学生時代の思い出、まだ続きます(笑)
1979年1月、第16回弘前大学混声合唱団演奏会の記録です。今日はまずその第1ステージから。
この年は「カルミナ・ブラーナ」や「モーツァルト レクイエム」のような大曲に挑戦したわけではありませんが、何故か(笑)5ステージ、約2時間になるという長いコンサートになってしまいました。
第1ステージは合唱組曲「山に祈る」でした。
この曲をステージに乗せるまでになんだか随分色んな事があった気がします。
前年の定演が終わった後、私は高田三郎の「わたしの願い」ともう一つ、「ある曲」を次の定演でやろうと決めていました。この「ある曲」は実はその年の定演でやりたいと思っていた曲でした。でもその時はチーフコンダクターが「レクイエム」をやることになったため取り下げたのです。「レクイエム」が歌えるならその方が嬉しい。それで、今度こそ、とその「ある曲」を早々と練習し始めていたのですが・・・。コンクールの曲が決まった時、残念ながらこの曲はまた取り下げざるを得ないことが分かりました。コンクールの曲、そして定演で常任指揮者が振るステージと同じ作曲家の同じカテゴリーの曲をやるわけには行きませんから(笑)

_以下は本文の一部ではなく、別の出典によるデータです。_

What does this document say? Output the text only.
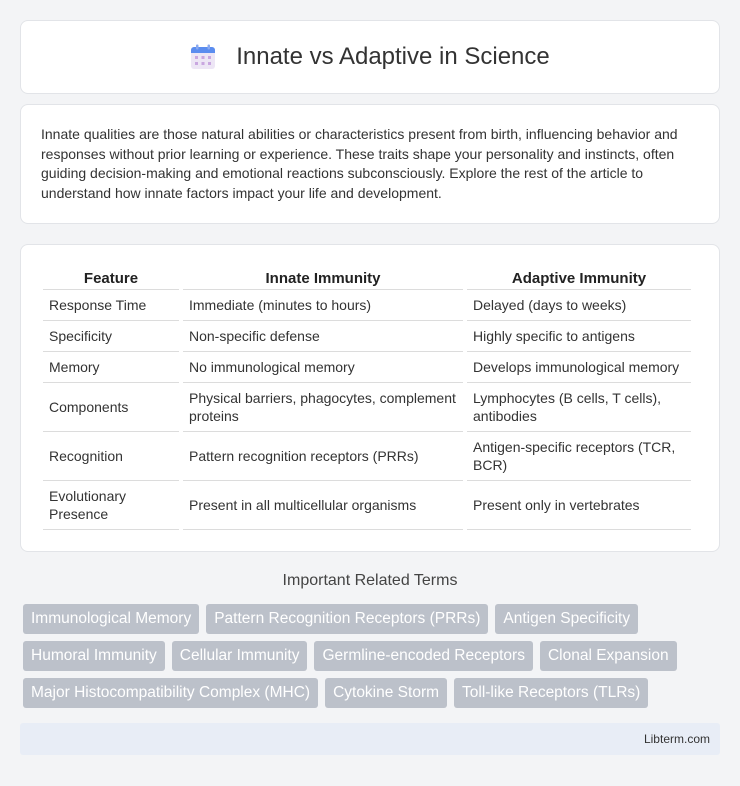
Innate vs Adaptive in Science

Innate qualities are those natural abilities or characteristics present from birth, influencing behavior and responses without prior learning or experience. These traits shape your personality and instincts, often guiding decision-making and emotional reactions subconsciously. Explore the rest of the article to understand how innate factors impact your life and development.

Feature	Innate Immunity	Adaptive Immunity
Response Time	Immediate (minutes to hours)	Delayed (days to weeks)
Specificity	Non-specific defense	Highly specific to antigens
Memory	No immunological memory	Develops immunological memory
Components	Physical barriers, phagocytes, complement proteins	Lymphocytes (B cells, T cells), antibodies
Recognition	Pattern recognition receptors (PRRs)	Antigen-specific receptors (TCR, BCR)
Evolutionary Presence	Present in all multicellular organisms	Present only in vertebrates
Important Related Terms
Immunological Memory	Pattern Recognition Receptors (PRRs)	Antigen Specificity
Humoral Immunity	Cellular Immunity	Germline-encoded Receptors	Clonal Expansion
Major Histocompatibility Complex (MHC)	Cytokine Storm	Toll-like Receptors (TLRs)
Libterm.com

こうなって、悩みました。もう一つ何かやりたいけれど何にしようか。サブコンダクターがブリテンの曲をやりますし、常任指揮者はモーツァルト。それならもう一曲日本の曲でも良いか。
日本の曲と言っても高田三郎の曲はかなり難解な詩の曲で、芸術的ではありますがあまり取っつきの良い曲では無いと思います。
ならば。
日本の合唱曲は、歌う立場で考えれば良い曲が数え切れないくらいあります。
しかし、合唱を知らない人が聴いて面白い曲はどれくらいあるだろう?
合唱にあまり興味の無い人にも訴えかけることのできる曲って、どれくらい・・・
それなら、この曲だ。
と頭に浮かんだのが、この「山に祈る」でした。
(決めた時は曲の長さを忘れていました(笑))
しかし、分かりやすい曲はそれ故に反発も。
「お涙ちょうだい、じゃないの」「浪花節みたい」団員からはそんな声もちらほらと。(高田三郎の曲の時は「意味が分からない」と言う声が聞こえましたから、まあどちらにしても色々あるようです(笑))
コンクールが終わったすぐ後(ですから10月頃、です。)
常任指揮者の西谷先生から、定演にもう一曲追加したいという話がありました。
田中利光作曲 合唱組曲 魚の譜です。
「他はそのままで良いから一ステージ追加してくれ。」ということでした。
西谷先生のステージを追加するのは、全く異存はありません。練習時間が少し短いのは不安ですが、まあやるしかないでしょう。やれるはずだ、とも思いました。
でも、そうなると・・・。5ステージは長いな。合唱団もお客さんも疲れるんじゃ無いかな。
「山に祈る」、止めようか。
練習の後、マネージャーチーフに、
「5ステージは長すぎるよな。」と声をかけました。「「山に祈る」を・・・」と言いかけた時、
「全然問題ないんじゃ無いですか。」彼は即座にそう断言しました。
「でも、あまり普通のコンサートじゃ・・・」
「普通って、なんすか? だいたい今までも普通なんて事は無かったと思いますけど。」
横で団長もにこにこ笑顔を浮かべています。
「大丈夫。大丈夫。」
そうか。大丈夫か。
この定演は何が何でもちゃんとやらなきゃな、ぐちゃぐちゃ考えている場合じゃ無いんだな、その時改めて強く思ったのでした。
合唱組曲「山に祈る」 弘前大学混声合唱団第16回定期演奏会より
清水脩作曲 合唱組曲「山に祈る」
指揮 添田 学 ピアノ 内藤玲子 朗読 福井千江子(劇団雪国)
弘前大学混声合唱団
弘前大学混声合唱団第16回定期演奏会より
1979年1月28日 弘前市民会館大ホール
山の歌
リュック・サックの歌
山小屋の夜
山を憶う
吹雪の歌
お母さん、ごめんなさい
朗読してくれた福井さんの熱演。今も深く感謝しています。